3.5 Counterparts. This Agreement may be executed in counterparts, each of which shall be deemed to be an original, but all of which together shall constitute one and the same instrument.
3.6 Successors and Assigns. The provisions of this Agreement shall inure to the benefit of, and be binding upon, the Company and its successors and assigns and Grantee and Grantee’s legal representatives, heirs, legatees, distributees, assigns and transferees by operation of law, whether or not any such person shall have become a party to this Agreement or agreed in writing to join herein and be bound by the terms and conditions hereof.

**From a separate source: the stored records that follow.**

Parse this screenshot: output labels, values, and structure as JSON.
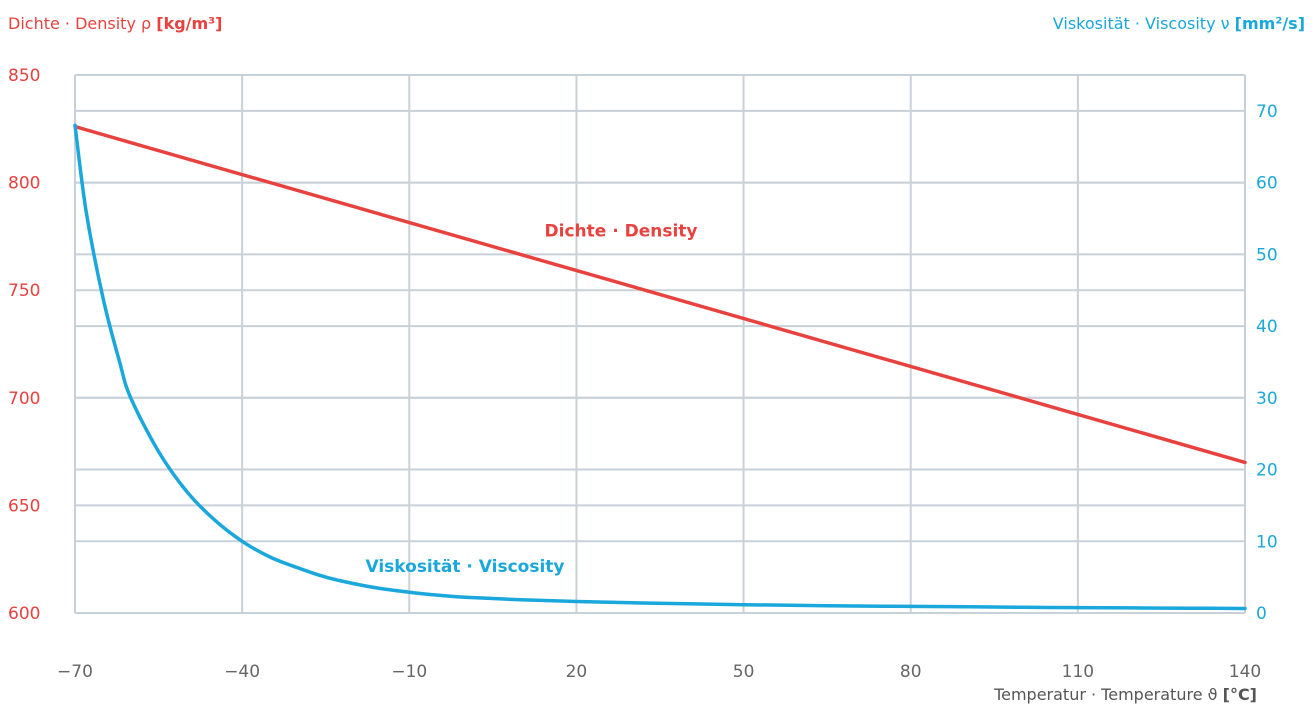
{
  "chart_data": {
    "type": "line",
    "left_axis": {
      "label": "Dichte · Density ρ",
      "unit": "[kg/m³]",
      "ylim": [
        600,
        850
      ],
      "ticks": [
        600,
        650,
        700,
        750,
        800,
        850
      ]
    },
    "right_axis": {
      "label": "Viskosität · Viscosity ν",
      "unit": "[mm²/s]",
      "ylim": [
        0,
        75
      ],
      "ticks": [
        0,
        10,
        20,
        30,
        40,
        50,
        60,
        70
      ]
    },
    "x_axis": {
      "label": "Temperatur · Temperature ϑ",
      "unit": "[°C]",
      "xlim": [
        -70,
        140
      ],
      "ticks": [
        -70,
        -40,
        -10,
        20,
        50,
        80,
        110,
        140
      ]
    },
    "grid": true,
    "series": [
      {
        "name": "Dichte · Density",
        "axis": "left",
        "color": "#e8423f",
        "x": [
          -70,
          140
        ],
        "values": [
          826,
          670
        ]
      },
      {
        "name": "Viskosität · Viscosity",
        "axis": "right",
        "color": "#1aa7dc",
        "x": [
          -70,
          -68,
          -65,
          -62,
          -60,
          -55,
          -50,
          -45,
          -40,
          -35,
          -30,
          -25,
          -20,
          -15,
          -10,
          -5,
          0,
          10,
          20,
          30,
          40,
          50,
          60,
          70,
          80,
          90,
          100,
          110,
          120,
          130,
          140
        ],
        "values": [
          68,
          56,
          44,
          35,
          30,
          22.5,
          17,
          13,
          10,
          7.8,
          6.3,
          5,
          4.1,
          3.4,
          2.9,
          2.5,
          2.2,
          1.85,
          1.6,
          1.42,
          1.28,
          1.16,
          1.06,
          0.98,
          0.92,
          0.86,
          0.8,
          0.75,
          0.71,
          0.67,
          0.63
        ]
      }
    ]
  }
}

3.7 No Employment or Service Contract. Nothing in this Agreement shall confer upon Grantee any right to continue in the Service of the Company (or any parent, affiliate or subsidiary entity of the Company) for any period of specific duration or interfere with or otherwise restrict in any way the rights of the Company (or any parent, affiliate or subsidiary entity of the Company) or Grantee, which rights are hereby expressly reserved by each, to terminate Grantee’s Service at any time for any reason whatsoever, with or without cause.

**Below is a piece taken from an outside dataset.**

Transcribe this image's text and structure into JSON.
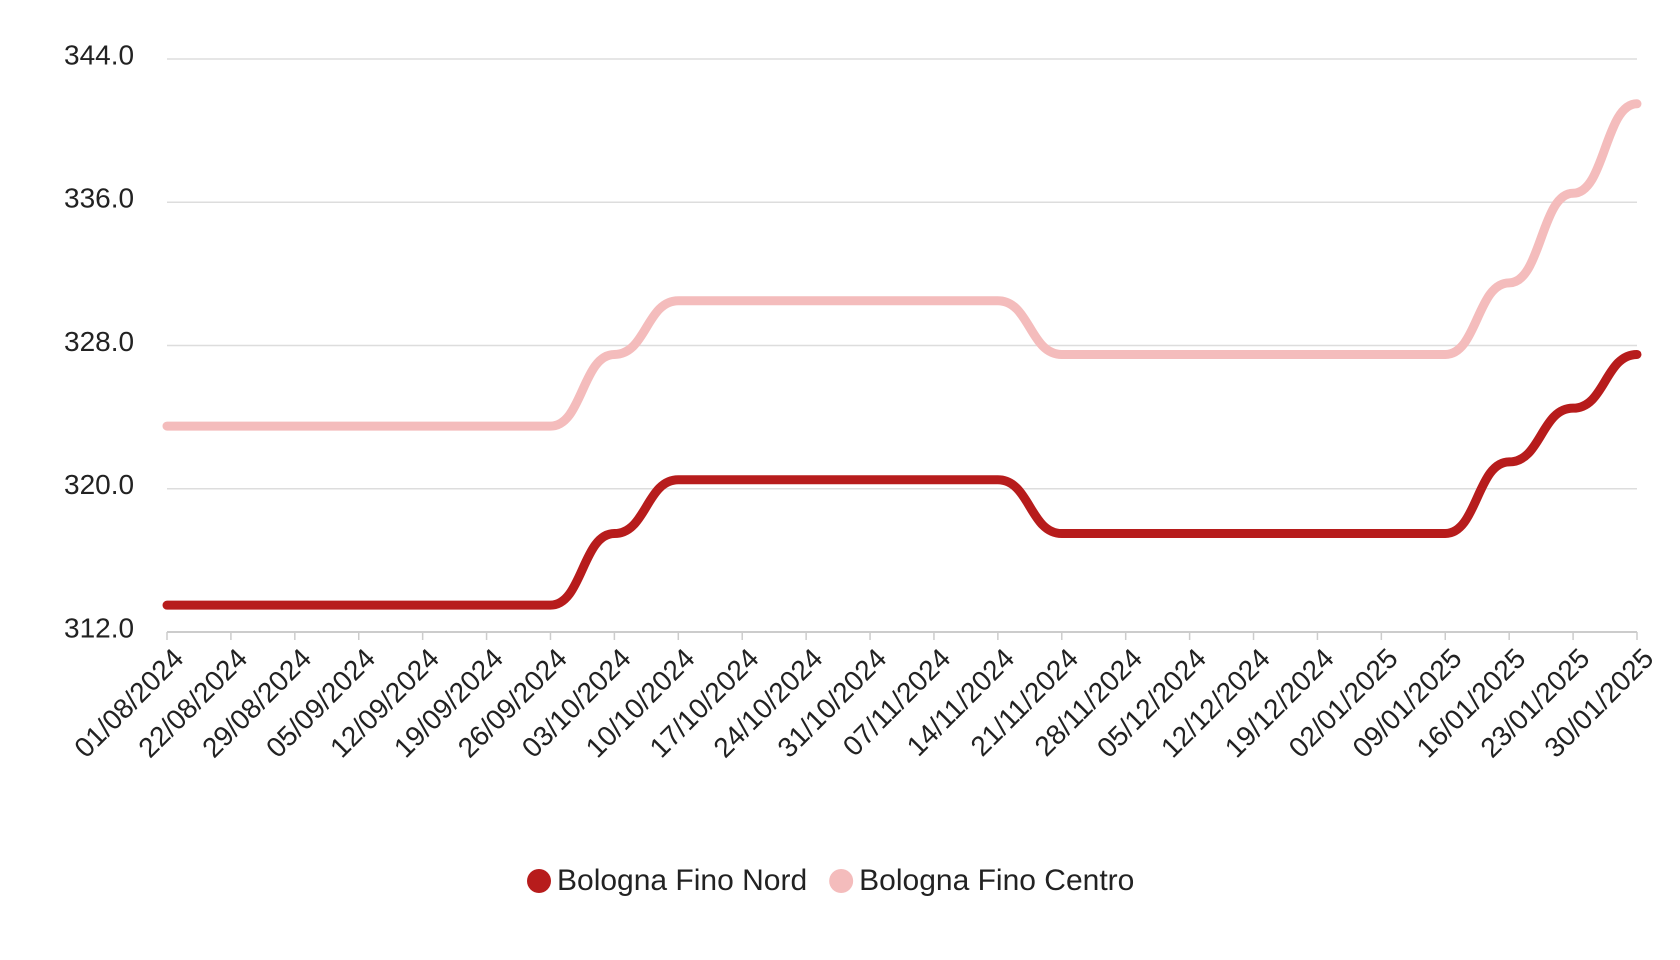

3.8 Notices. Any notice, payment, demand, or communication required or permitted to be given by any provision of this Agreement shall be in writing and personally delivered, or sent by overnight courier or certified mail return receipt requested, or by telephone or facsimile, if such telephone conversation or facsimile is followed by a hard copy of the telephone conversation or facsimile communication sent by overnight courier or certified mail return receipt requested, charges prepaid and addressed to the address for notice purposes set forth in this Agreement, or to such other address as such Person may from time to time specify by notice to the Company and Members. Any such notice shall be deemed to be delivered, given, and received for all purposes as of the date so delivered. Any correctly addressed notice that is refused, unclaimed, or undeliverable because of an act or omission of the party to be notified shall be deemed effective as of the first date that said notice was refused, unclaimed, or deemed undeliverable by the postal authorities, messenger, or overnight delivery service
3.9 No Waiver. No waiver of any breach or condition of this Agreement shall be deemed to be a waiver of any other or subsequent breach or condition, whether of like or different nature.

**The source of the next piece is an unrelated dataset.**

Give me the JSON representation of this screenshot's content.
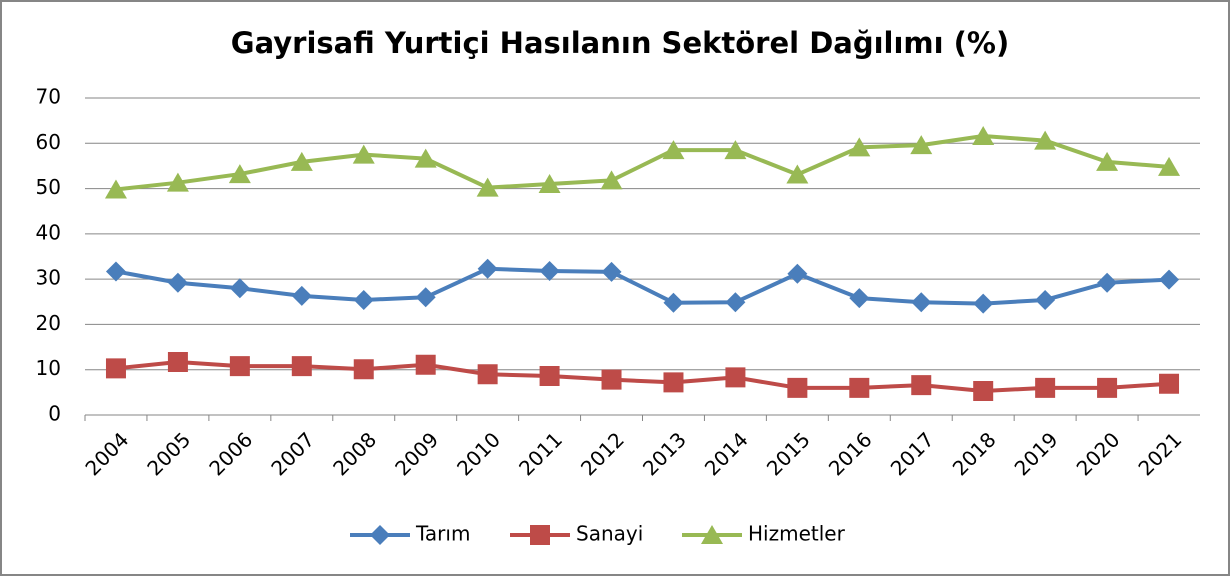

3.10 Limited Power of Attorney. Grantee does hereby irrevocably constitute and appoint the Manager of the Company and its duly authorized officers as Grantee’s true and lawful agent and attorney-in-fact to execute the Operating Agreement, with full power of substitution and resubstitution, and Grantee hereby ratifies and confirms all actions taken by the attorney-in-fact by virtue hereof. This power of attorney is irrevocable by Grantee in as much as it is coupled with an interest.
3.11 Conflicting Provisions. In case of any conflict between the terms of this Agreement and the terms of the Operating Agreement, the terms of the Operating Agreement shall govern and prevail and conflicting and additional terms and conditions contained herein shall be deemed deleted and shall not be binding upon the parties.